Simply put, Megan Abbott is my new favorite writer. Her run of The Song Is You (2007), Queenpin (2007), and Bury Me Deep (2009) is nothing short of utterly impressive. Fully steeped in the crime and pulp genres of the 50s, Abbott is knocking out deliciously rewarding page-turners, channeling Cain, Chandler, and Ellroy. Her work is pulpy, sexy, and gritty. Beyond that, she’s a great writer. Sentences roll off the pen, stories unfold, pages get turned.

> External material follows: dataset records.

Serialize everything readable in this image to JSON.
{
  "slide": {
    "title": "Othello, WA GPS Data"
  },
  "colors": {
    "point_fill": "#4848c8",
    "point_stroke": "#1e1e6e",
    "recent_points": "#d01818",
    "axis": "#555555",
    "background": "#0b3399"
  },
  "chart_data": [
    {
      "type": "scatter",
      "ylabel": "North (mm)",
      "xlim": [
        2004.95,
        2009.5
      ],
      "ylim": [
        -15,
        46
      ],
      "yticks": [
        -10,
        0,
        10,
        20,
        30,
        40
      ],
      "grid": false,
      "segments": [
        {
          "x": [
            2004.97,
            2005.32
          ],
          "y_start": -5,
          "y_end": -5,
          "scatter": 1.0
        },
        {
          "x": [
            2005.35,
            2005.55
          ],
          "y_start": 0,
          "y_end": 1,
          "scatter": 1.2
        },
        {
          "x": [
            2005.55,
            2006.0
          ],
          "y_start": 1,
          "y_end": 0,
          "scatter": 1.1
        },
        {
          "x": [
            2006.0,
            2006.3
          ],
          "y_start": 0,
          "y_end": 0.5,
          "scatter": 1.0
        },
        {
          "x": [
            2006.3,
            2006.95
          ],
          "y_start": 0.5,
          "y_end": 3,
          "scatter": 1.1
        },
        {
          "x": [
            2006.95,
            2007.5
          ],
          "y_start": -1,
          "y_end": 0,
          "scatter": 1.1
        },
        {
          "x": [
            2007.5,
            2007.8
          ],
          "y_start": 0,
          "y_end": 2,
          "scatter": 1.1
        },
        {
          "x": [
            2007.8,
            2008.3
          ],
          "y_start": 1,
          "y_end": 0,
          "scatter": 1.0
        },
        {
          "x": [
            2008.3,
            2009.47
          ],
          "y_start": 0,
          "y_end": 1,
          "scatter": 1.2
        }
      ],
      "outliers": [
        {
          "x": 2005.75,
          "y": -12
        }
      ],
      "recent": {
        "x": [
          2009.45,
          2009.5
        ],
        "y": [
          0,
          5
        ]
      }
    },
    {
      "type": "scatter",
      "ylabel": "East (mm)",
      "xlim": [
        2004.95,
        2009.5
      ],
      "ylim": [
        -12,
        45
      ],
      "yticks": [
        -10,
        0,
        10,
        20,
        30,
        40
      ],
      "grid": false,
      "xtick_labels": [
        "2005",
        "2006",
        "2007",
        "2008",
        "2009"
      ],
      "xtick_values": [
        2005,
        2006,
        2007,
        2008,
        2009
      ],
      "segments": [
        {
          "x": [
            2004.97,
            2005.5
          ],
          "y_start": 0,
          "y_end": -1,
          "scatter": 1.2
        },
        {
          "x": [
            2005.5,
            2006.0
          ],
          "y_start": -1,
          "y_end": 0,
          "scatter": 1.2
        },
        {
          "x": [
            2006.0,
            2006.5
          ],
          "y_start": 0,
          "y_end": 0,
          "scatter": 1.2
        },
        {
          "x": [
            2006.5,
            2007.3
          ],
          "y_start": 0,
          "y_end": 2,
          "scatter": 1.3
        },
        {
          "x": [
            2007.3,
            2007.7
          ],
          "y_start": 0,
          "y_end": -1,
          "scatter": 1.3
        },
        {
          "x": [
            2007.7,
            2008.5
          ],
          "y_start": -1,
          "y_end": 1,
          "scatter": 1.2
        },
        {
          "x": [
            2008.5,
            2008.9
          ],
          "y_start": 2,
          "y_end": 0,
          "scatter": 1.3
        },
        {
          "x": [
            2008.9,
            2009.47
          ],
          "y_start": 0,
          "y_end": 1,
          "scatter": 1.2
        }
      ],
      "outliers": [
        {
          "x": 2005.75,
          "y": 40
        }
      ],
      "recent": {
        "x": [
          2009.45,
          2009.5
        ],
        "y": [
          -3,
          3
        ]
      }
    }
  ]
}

Bury Me Deep is the latest, and damn is it good. It starts a bit slowly, but once it gets rolling, it’s a steamroller that can’t be put down. Loosely based on the Trunk Murderess/Blond Butcher scandal of the 30s, the book follows the travails of Marion Seeley, a wayward doctor’s wife. Due to a morphine addiction he can’t shake, the doctor has lost his medical license and heads to Mexico for work, leaving his wife behind to fend for herself in a small desert community in Arizona. Alone and forsaken by her husband, Marion falls in with two party girls—a nurse she meets at the clinic where she is working, and her sidekick who continues to party while battling t.b. Marion gets caught up in the thrill of it all—the parties, the flirtations, the sultry nights, and the men. She ultimately dives deep into an illicit affair with a respected businessman, who, as it turns out, is far from respectable.
But what makes Bury Me Deep so great is that lurking beneath the standard pulp plotline is a story resonating with emotional depth. Abbott offers up a world where good people, in moments of weakness, make bad choices that lead to disastrous results. The heart of the book lies within Marion as she battles with herself. Her inner-turmoil is profound. Why does she rush headlong into an affair she knows is wrong? Is it so wrong? Why can’t she stop? Is her betrayal due to loneliness or is her betrayal a sign of who she truly is? And when everything goes wrong, how do you figure out who your true friends are? How do you handle yourself when all your friends abandon you? And when you abandon them? And most importantly, how do you make amends? How do you take responsibility for your own actions? How do you live with yourself when the way you behave doesn’t jibe with who you think you are?
In this respect, Bury Me Deep resonates beyond the pulp milieu, mining emotional depths often lacking in much of the genre. Sure, it’s a town filled with party girls with shady pasts and uncertain futures; it’s a town run by men, driven by deceit, corruption, and privilege; it’s a town with questionable sexual mores, filled with addictions and unhealthy itches; a town filled with lung disease. But in Bury Me Deep, the stories do in fact run much deeper.